A vítima conta que chegou a trabalhar como motorista de aplicativo para complementar a renda, mas desde o início da pandemia de coronavírus, deixou a função de lado. Nunca havia sido assaltada e se considera cuidadosa na direção. Ontem, afirma, foi pega no descuido:
Me deixaram bem claro que o público alvo deles é mulher que não está prestando atenção. Disseram que estão sempre rodando, cuidando. Na primeira vacilada, eles vão para cima. Se tu estás parada, é a presa deles. Estão o tempo todo procurando a vítima.
VÍTIMA
Profissional de educação física
— Foi um momento de bobeira. Foram cinco horas intermináveis, para pensar em tudo. Fiquei pensando que não era para eu estar naquele lugar, naquela hora. Rezei. Chega uma hora que tu acha que está vencendo, em outra acha que não vai dar. Eles me deixaram bem claro que o público alvo deles é mulher que não está prestando atenção. Disseram que estão sempre rodando, cuidando. Na primeira vacilada, eles vão para cima. Se tu estás parada, é a presa deles. Estão o tempo todo procurando a vítima.
O marido da profissional de educação física chegou depositar R$ 2 mil em uma conta dos criminosos pouco antes do fim do sequestro. A vítima quer tentar recuperar a quantia:
— As mulheres devem ter cuidado, não parar para mandar mensagem, não mandar áudio. Eles não tiveram o mínimo pudor. Não tem lugar seguro e não tem hora do dia.
No momento em que foi resgatada pelos policiais do Deic, a vítima estava sendo trocada de cativeiro. Segundo ela, os criminosos já tinham a informação de que a polícia estava chegando ao esconderijo.

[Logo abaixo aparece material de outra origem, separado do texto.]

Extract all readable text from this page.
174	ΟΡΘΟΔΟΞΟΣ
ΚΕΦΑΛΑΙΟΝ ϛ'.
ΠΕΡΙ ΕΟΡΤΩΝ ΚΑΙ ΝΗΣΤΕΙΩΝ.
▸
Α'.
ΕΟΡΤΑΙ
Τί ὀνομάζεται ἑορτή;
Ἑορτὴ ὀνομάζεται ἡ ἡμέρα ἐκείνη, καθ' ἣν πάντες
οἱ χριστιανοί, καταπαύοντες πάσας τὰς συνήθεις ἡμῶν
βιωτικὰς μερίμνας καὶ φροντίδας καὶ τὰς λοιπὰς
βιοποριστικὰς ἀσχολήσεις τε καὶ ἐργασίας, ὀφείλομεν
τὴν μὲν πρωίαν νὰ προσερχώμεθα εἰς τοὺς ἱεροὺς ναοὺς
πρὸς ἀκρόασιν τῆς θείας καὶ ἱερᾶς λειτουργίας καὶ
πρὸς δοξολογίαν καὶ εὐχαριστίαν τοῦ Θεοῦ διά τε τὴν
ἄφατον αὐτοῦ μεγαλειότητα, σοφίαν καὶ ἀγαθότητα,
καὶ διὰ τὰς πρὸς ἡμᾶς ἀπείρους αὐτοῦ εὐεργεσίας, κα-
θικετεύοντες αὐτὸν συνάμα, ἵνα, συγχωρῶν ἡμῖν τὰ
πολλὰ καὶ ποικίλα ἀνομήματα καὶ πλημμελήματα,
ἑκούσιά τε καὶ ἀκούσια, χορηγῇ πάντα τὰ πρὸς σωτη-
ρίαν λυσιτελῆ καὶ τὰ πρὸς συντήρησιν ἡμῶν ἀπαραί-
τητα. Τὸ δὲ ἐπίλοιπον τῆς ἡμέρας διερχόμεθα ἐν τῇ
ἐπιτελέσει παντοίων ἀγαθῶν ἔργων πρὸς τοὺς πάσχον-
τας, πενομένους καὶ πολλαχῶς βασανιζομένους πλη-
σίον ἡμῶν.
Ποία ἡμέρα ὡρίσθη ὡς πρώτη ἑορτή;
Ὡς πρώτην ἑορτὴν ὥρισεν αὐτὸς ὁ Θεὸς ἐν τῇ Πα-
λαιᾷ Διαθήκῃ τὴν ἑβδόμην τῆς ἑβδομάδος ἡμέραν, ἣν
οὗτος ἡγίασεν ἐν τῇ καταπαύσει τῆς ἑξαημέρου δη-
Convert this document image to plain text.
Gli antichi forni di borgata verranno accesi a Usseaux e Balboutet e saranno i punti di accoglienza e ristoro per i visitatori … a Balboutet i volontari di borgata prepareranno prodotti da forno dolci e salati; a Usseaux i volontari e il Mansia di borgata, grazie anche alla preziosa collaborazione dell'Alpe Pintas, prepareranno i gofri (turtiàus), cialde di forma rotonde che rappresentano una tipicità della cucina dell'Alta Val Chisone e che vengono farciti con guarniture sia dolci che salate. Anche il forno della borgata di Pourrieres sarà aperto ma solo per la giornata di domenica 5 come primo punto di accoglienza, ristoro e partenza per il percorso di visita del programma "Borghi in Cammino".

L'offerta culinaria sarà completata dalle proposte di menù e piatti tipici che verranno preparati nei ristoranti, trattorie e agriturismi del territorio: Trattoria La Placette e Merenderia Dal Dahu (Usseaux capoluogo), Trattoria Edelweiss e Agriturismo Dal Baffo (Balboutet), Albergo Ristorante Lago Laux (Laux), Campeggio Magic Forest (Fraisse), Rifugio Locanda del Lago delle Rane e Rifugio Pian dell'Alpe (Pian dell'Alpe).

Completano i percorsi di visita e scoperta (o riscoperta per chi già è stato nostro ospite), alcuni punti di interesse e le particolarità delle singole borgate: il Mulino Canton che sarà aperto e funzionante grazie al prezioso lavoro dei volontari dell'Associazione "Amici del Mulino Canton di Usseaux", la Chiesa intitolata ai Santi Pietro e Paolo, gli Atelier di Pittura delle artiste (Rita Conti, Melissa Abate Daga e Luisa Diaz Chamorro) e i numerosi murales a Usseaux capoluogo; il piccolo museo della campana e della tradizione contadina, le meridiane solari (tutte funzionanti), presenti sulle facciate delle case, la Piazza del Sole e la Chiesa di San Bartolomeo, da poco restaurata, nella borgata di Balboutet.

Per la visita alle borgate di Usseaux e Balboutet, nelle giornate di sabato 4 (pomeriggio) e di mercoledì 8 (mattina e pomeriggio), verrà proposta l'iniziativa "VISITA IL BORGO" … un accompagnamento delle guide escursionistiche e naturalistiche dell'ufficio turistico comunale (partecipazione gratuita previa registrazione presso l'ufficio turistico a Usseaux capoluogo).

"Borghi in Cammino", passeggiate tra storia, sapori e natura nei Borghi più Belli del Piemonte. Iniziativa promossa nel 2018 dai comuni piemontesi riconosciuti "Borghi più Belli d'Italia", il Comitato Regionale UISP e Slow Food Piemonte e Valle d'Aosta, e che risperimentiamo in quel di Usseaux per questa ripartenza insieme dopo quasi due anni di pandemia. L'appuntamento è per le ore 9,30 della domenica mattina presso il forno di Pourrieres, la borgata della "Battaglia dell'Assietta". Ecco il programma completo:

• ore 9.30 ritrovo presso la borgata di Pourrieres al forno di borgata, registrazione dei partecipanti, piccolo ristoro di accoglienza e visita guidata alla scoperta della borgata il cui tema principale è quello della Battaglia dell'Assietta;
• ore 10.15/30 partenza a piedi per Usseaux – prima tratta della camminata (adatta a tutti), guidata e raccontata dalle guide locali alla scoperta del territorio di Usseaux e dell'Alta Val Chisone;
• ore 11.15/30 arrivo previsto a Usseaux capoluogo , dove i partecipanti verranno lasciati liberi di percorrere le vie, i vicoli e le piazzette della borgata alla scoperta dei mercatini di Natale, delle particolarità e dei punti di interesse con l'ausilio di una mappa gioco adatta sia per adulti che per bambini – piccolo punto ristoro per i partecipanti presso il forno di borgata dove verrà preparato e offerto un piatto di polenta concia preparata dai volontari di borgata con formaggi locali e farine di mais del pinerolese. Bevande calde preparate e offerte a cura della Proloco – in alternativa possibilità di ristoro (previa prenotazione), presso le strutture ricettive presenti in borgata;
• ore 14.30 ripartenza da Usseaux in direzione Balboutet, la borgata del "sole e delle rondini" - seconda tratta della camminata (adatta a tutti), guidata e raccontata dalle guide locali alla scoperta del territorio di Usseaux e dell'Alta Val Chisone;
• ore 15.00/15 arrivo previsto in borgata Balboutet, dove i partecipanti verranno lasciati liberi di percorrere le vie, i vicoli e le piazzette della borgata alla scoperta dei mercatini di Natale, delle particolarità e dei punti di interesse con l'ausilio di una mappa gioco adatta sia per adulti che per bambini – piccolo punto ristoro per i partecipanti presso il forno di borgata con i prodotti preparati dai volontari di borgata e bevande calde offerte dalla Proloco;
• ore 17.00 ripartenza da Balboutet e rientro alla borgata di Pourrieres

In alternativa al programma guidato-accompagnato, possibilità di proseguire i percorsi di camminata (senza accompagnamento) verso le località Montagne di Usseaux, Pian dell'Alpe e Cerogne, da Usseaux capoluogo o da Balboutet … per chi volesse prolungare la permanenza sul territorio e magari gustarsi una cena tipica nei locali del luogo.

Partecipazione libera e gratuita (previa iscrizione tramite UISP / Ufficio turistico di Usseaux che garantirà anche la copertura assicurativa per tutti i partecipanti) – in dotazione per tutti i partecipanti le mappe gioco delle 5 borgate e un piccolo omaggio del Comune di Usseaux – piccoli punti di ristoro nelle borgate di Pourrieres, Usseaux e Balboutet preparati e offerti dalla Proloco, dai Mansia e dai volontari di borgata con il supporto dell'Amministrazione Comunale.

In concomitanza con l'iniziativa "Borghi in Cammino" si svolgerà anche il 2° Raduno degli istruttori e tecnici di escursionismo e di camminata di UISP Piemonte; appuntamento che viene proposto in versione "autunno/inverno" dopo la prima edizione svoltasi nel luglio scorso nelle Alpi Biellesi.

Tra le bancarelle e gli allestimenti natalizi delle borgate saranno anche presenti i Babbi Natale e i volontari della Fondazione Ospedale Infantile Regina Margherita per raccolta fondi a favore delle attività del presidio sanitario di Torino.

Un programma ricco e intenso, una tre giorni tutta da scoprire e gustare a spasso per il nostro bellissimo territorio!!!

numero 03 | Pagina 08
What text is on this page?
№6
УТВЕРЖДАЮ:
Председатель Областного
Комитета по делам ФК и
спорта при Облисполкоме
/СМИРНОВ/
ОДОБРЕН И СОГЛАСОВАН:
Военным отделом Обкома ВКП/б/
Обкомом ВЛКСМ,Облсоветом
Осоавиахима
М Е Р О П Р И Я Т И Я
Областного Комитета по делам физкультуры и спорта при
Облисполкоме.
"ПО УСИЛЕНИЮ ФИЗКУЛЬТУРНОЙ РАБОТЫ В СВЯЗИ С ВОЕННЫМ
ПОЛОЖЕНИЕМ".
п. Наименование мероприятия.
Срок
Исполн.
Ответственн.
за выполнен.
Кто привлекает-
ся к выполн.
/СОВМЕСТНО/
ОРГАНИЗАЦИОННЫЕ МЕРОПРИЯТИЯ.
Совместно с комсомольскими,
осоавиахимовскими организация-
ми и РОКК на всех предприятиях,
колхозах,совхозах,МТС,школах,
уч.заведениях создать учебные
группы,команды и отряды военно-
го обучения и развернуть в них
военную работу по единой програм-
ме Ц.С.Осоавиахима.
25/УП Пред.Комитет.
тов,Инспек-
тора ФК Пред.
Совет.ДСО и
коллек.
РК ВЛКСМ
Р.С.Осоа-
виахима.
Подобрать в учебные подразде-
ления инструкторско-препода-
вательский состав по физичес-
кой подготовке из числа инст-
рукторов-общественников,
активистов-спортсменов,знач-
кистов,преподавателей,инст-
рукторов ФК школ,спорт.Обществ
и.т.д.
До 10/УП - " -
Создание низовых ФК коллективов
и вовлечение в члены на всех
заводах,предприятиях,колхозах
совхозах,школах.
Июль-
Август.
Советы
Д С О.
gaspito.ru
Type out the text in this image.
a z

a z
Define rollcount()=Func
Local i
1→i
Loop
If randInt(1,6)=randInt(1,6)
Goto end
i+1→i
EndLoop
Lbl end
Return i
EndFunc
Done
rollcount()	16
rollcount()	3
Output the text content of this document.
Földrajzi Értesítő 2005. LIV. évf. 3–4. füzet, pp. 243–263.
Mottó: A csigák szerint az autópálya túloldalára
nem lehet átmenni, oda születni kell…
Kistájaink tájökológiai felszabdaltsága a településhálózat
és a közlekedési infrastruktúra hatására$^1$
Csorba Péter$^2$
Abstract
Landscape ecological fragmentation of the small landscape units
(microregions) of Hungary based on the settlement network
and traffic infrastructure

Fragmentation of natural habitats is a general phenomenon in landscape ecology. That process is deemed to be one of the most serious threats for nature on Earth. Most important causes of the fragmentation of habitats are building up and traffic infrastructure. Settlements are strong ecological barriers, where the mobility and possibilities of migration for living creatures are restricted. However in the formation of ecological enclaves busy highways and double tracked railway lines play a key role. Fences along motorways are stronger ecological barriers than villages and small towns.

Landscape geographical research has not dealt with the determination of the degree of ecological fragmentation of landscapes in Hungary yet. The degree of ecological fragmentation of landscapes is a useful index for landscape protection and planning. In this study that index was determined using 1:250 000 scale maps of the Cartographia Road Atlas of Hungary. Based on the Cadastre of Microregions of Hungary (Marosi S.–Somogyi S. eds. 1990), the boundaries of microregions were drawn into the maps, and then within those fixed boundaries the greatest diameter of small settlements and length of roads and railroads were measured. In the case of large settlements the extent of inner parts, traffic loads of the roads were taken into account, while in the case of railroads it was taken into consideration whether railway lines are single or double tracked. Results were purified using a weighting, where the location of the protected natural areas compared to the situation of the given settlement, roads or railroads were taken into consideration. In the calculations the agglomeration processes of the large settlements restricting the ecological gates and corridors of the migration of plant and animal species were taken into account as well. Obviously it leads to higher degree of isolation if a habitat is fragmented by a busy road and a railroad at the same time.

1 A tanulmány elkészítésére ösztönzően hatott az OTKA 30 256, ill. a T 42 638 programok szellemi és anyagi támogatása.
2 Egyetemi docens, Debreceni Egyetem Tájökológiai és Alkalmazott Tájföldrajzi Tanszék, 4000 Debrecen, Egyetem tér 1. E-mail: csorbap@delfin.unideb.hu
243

De olhos vendados, foi colocada no banco de trás, deitada. No trajeto, chegaram a dizer que a largariam em um local onde o marido pudesse encontrá-la. Foram abordados pela Polícia Civil na rótula da Avenida Icaraí com a Avenida da Divisa, no bairro Cristal, também na Zona Sul. A ação foi rápida e sem troca de tiros:
— Como o cara que estava no carona tinha um revólver, tive medo de levar um tiro. Mas logo se atiraram no chão e a polícia me tirou do carro. A ação foi impecável, precisa. Mas foram os piores cinco minutos da minha vida.
O celular e o veículo da profissional de educação física estão passando por perícia. O delegado João Paulo de Abreu, da Delegacia de Roubos e Repressão ao Crime, acredita que a ação foi orquestrada por uma quadrilha especializada em roubo a veículos e sequestro relâmpago.
— Neste caso, houve uma progressão criminosa de extorsão para extorsão mediante sequestro, fato ainda mais grave e punido com mais rigor. A vítima não teve condições de pagar pela liberdade e eles exigiram que o valor fosse pago por familiares. Eles disseram à vítima que miram mulheres. Certamente esperam que as mulheres são menos propensas a reagir e, em caso de reação, sejam mais facilmente contidas.
Informações sobre o paradeiro dos criminosos pode ser repassadas ao Disque-Denúncia do Deic pelo telefone: 0800 510 2828.